Get the tokenlist. Because AFINN is case-insensitive and doesn't take part-of-speech into account, we don't need that information.

We won't be doing any slicing by the multi-index and hope to group by page numbers, so we'll also convert the index to columns with `reset_index()` and drop the unnecessary `section` column.

In [None]:
tl = vol.tokenlist(pos=False, case=False)\
        .reset_index().drop(['section'], axis=1)
tl.columns = ['page', 'token', 'count']
tl[:4]

We only want to classify full pages, so let's see the average page length and exclude pages that have less words than 80% of the average.

In [None]:
meanpages = tl.groupby('page').sum().mean()['count']
tl2 = tl.groupby('page').filter(lambda x: x['count'].sum() > meanpages*0.8)
tl2[:4]

The page sentiment counting done here is simple: simply adding the sentiment scores for all words that have a valence assigned in AFINN.

In [None]:
tl3 = pd.merge(tl, afinn)
# Account for multiple occurrances of the same word
tl3['sentiment_weight'] = tl3['count'] * tl3['valence']
perpage = tl3.drop(['count', 'valence'], axis=1).groupby(['page'], as_index=False).sum()
perpage[:100:20]

Two small additionals to avoid noise. First, we'll label our 'valid' pages sequentially, so that blank or low-word-count pages do not show as holes in the data. In this particular example, this does not seem to make a difference.

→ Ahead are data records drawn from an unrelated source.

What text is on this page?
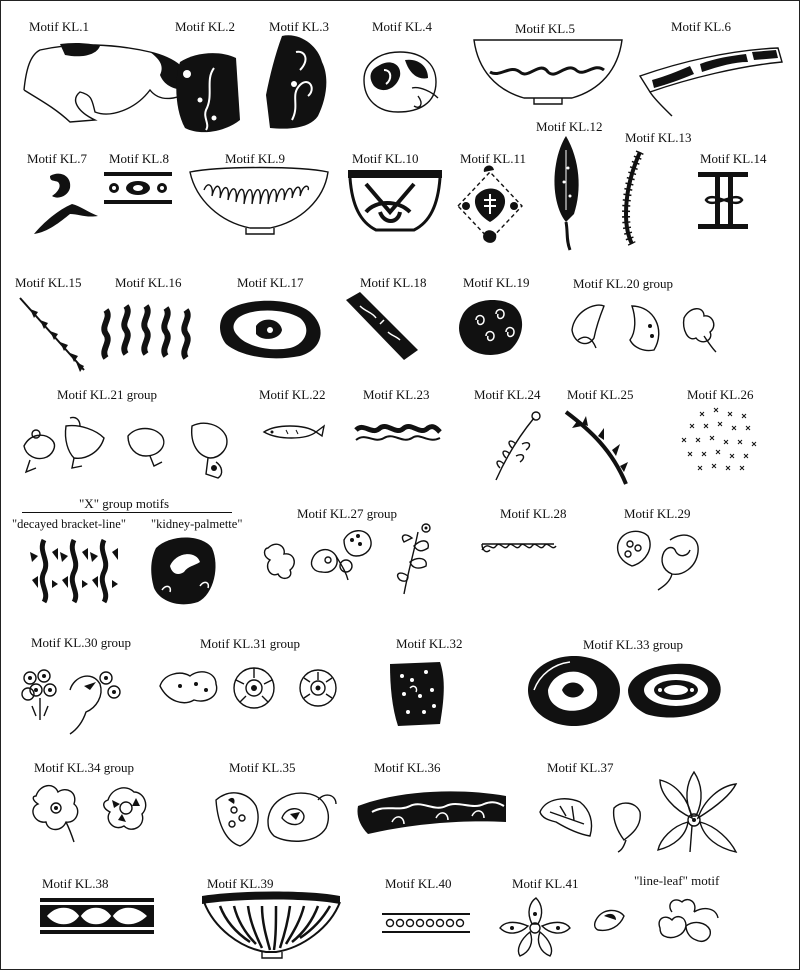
Motif KL.1	Motif KL.2	Motif KL.3	Motif KL.4	Motif KL.5	Motif KL.6
Motif KL.12
Motif KL.13
Motif KL.7 Motif KL.8	Motif KL.9	Motif KL.10	Motif KL.11	Motif KL.14
Motif KL.15	Motif KL.16	Motif KL.17	Motif KL.18	Motif KL.19	Motif KL.20 group
Motif KL.21 group	Motif KL.22	Motif KL.23	Motif KL.24 Motif KL.25	Motif KL.26
"X" group motifs
"decayed bracket-line" "kidney-palmette"
Motif KL.27 group	Motif KL.28	Motif KL.29
Motif KL.30 group	Motif KL.31 group	Motif KL.32	Motif KL.33 group
Motif KL.34 group	Motif KL.35	Motif KL.36	Motif KL.37
Motif KL.38	Motif KL.39	Motif KL.40	Motif KL.41	"line-leaf" motif
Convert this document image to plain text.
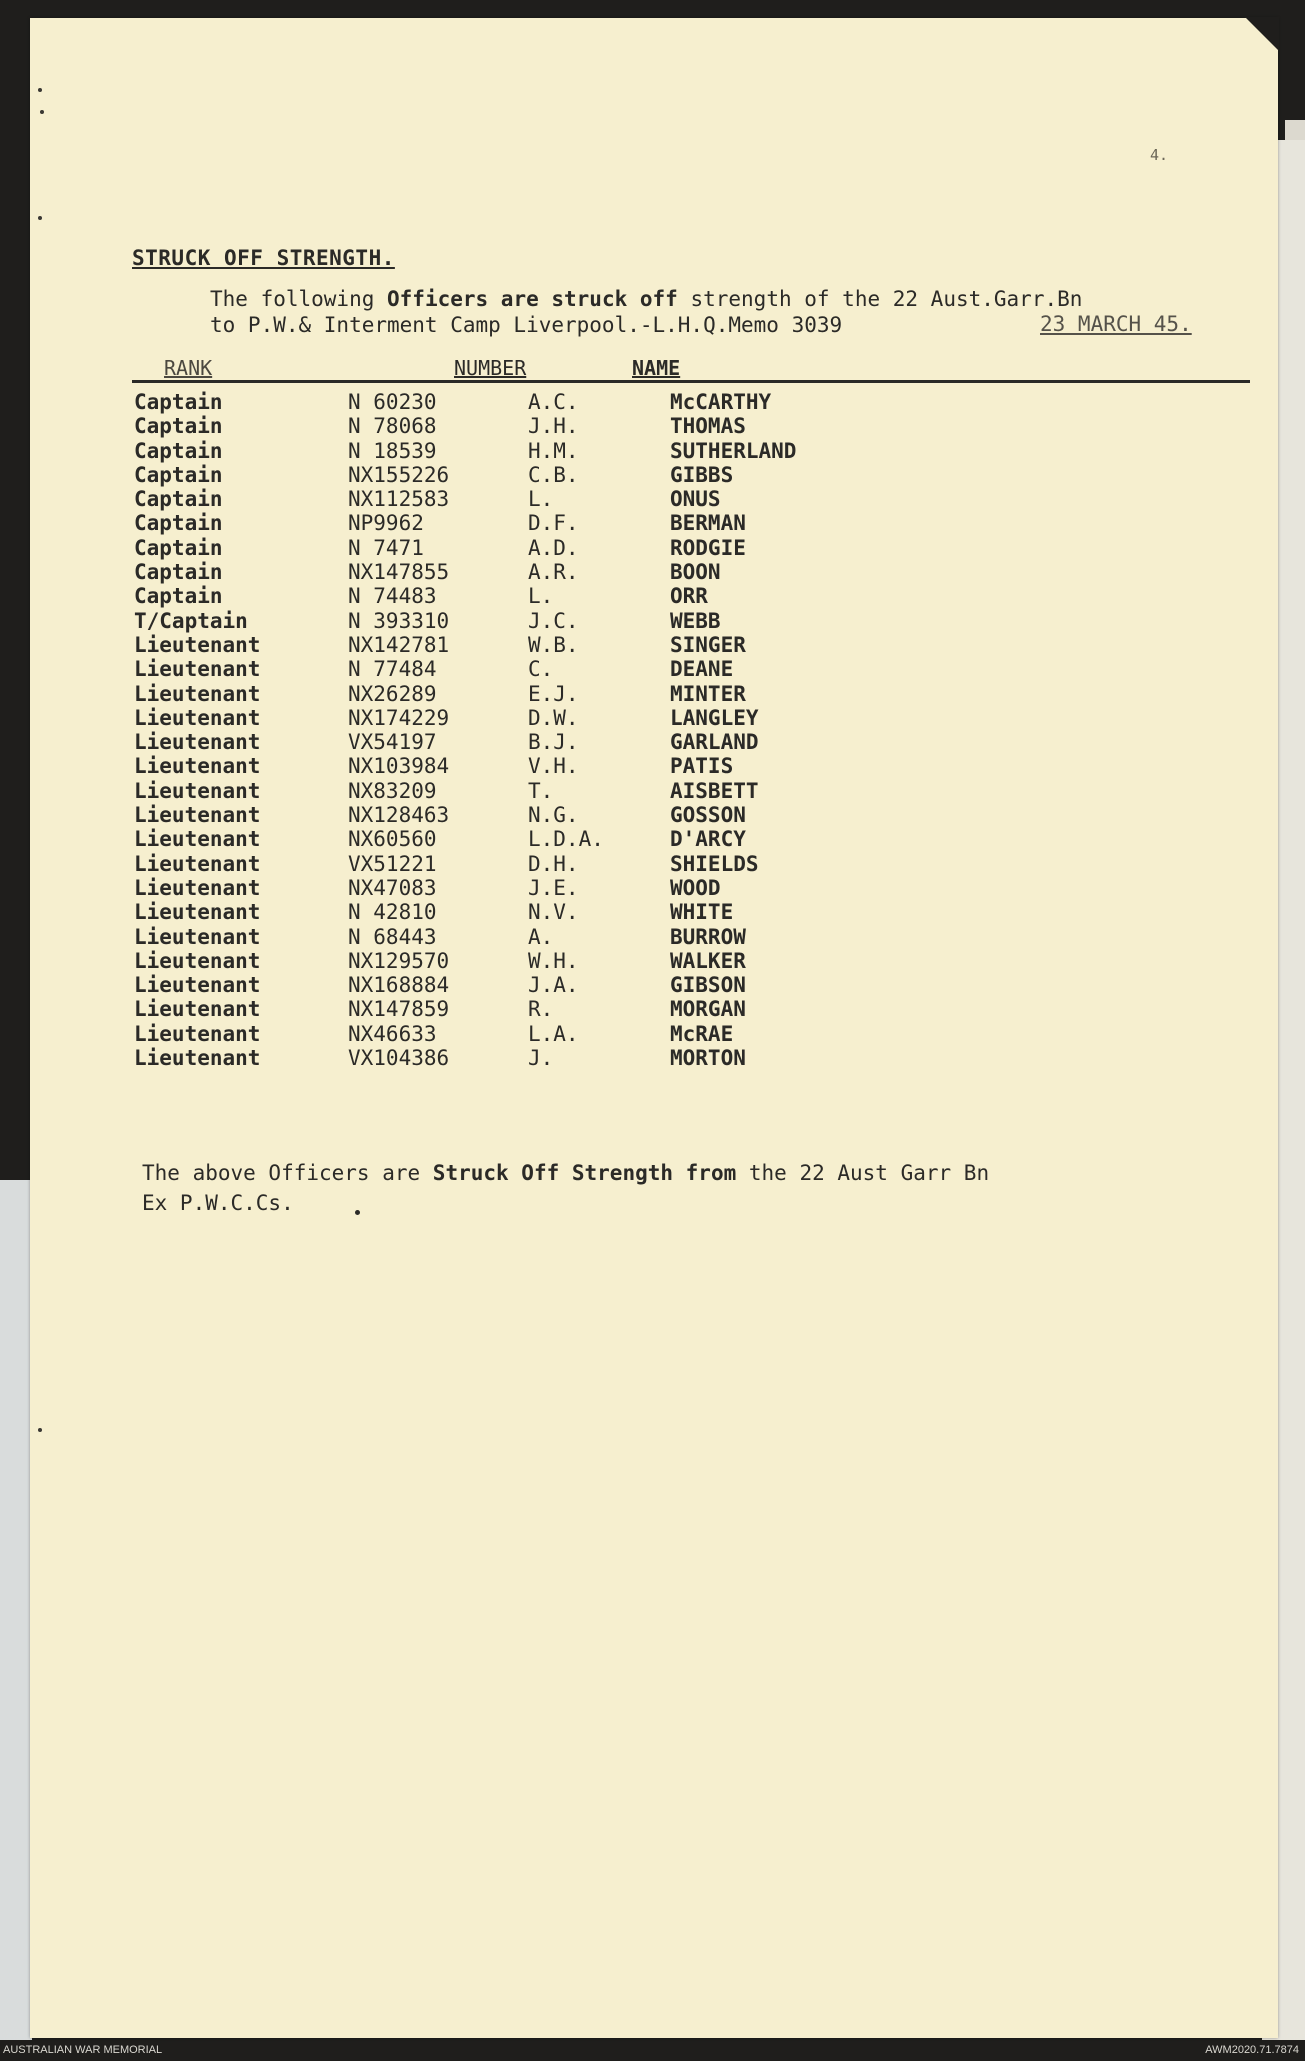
4.
STRUCK OFF STRENGTH.
The following Officers are struck off strength of the 22 Aust.Garr.Bn
to P.W.& Interment Camp Liverpool.-L.H.Q.Memo 3039	23 MARCH 45.
RANK	NUMBER	NAME
Captain	N 60230	A.C.	McCARTHY
Captain	N 78068	J.H.	THOMAS
Captain	N 18539	H.M.	SUTHERLAND
Captain	NX155226	C.B.	GIBBS
Captain	NX112583	L.	ONUS
Captain	NP9962	D.F.	BERMAN
Captain	N 7471	A.D.	RODGIE
Captain	NX147855	A.R.	BOON
Captain	N 74483	L.	ORR
T/Captain	N 393310	J.C.	WEBB
Lieutenant	NX142781	W.B.	SINGER
Lieutenant	N 77484	C.	DEANE
Lieutenant	NX26289	E.J.	MINTER
Lieutenant	NX174229	D.W.	LANGLEY
Lieutenant	VX54197	B.J.	GARLAND
Lieutenant	NX103984	V.H.	PATIS
Lieutenant	NX83209	T.	AISBETT
Lieutenant	NX128463	N.G.	GOSSON
Lieutenant	NX60560	L.D.A.	D'ARCY
Lieutenant	VX51221	D.H.	SHIELDS
Lieutenant	NX47083	J.E.	WOOD
Lieutenant	N 42810	N.V.	WHITE
Lieutenant	N 68443	A.	BURROW
Lieutenant	NX129570	W.H.	WALKER
Lieutenant	NX168884	J.A.	GIBSON
Lieutenant	NX147859	R.	MORGAN
Lieutenant	NX46633	L.A.	McRAE
Lieutenant	VX104386	J.	MORTON
The above Officers are Struck Off Strength from the 22 Aust Garr Bn
Ex P.W.C.Cs.
AUSTRALIAN WAR MEMORIAL	AWM2020.71.7874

Secondly, a moving mean is calculated for the sentiment scores. At the edges, rather than discarding the data, the window shortens (i.e. you can't have a 20-page mean for page 5, so a 10 page window is used there).

Since the goal is to infer a wider 'shape' for the plot, the window size is chosen to be fairly wide. Jockers compares other options for smoothing in [Requiem for a Low-Pass Filter](http://www.matthewjockers.net/2015/04/06/epilogue/).

In [None]:
perpage['seq'] = range(1, len(perpage)+1)
perpage['mean_valence'] = pd.rolling_mean(perpage['sentiment_weight'],
                                          window=30, min_periods=1)

That's it. Let's plot it.

In [None]:
perpage.plot(x='seq',y=['mean_valence'], title="Emotional Valence throughout Portrait of the Artist")

Jockers shows preference for Lowess smoothing for attaining a smooth 'shape' while avoiding issues with overcorrection. Let's compare.

Lowess smooths over a local fraction of the data, like a smarter moving average, so the parallel to the chart above would use a fraction of about `0.06` (i.e. a 20-page window). Jockers uses a 0.1 windows, and the charts by Benjamin Schmidt that he shares have a much larger smoothing window, so let's also try `0.1`, `0.2`, `0.3` and `0.4`.

In [None]:
lowess = sm.nonparametric.lowess
smoothed = lowess(exog=perpage['seq'], endog=perpage['sentiment_weight'],
                  frac=20.0/300)
perpage['lowess_valence'] = smoothed[:,1]
perpage.plot(x='seq',
             y='lowess_valence',
             title="Emotional Valence throughout Portrait of the Artist")

In [None]:
fracs = [0.1, 0.25, 0.4]
for frac in fracs:
    smoothed = lowess(exog=perpage['seq'], endog=perpage['sentiment_weight'],
                      frac=frac)
    perpage['lowess_valence_%f' % frac] = smoothed[:,1]
perpage.plot(x='seq',
             y=['lowess_valence_%f' % frac for frac in fracs],
             title="Emotional Valence throughout Portrait of the Artist")

# References

Finn Årup Nielsen. May 2011. "A new ANEW: Evaluation of a word list for sentiment analysis in microblogs",
*Proceedings of the ESWC 2011 Workshop on 'Making Sense of Microposts':
Big things come in small packages 718 in CEUR Workshop Proceedings* : 93-98. 
http://arxiv.org/abs/1103.2903

Jockers, Matthew L. Feb 2015. "Revealing Sentiment and Plot Arcs with the Syuzhet Package". *Matthew L. Jockers.* Blog. http://www.matthewjockers.net/2015/02/02/syuzhet/.

Jockers, Matthew L. Apr 2015. Requiem for a low pass filter". *Matthew L. Jockers.* Blog. http://www.matthewjockers.net/2015/04/06/epilogue/.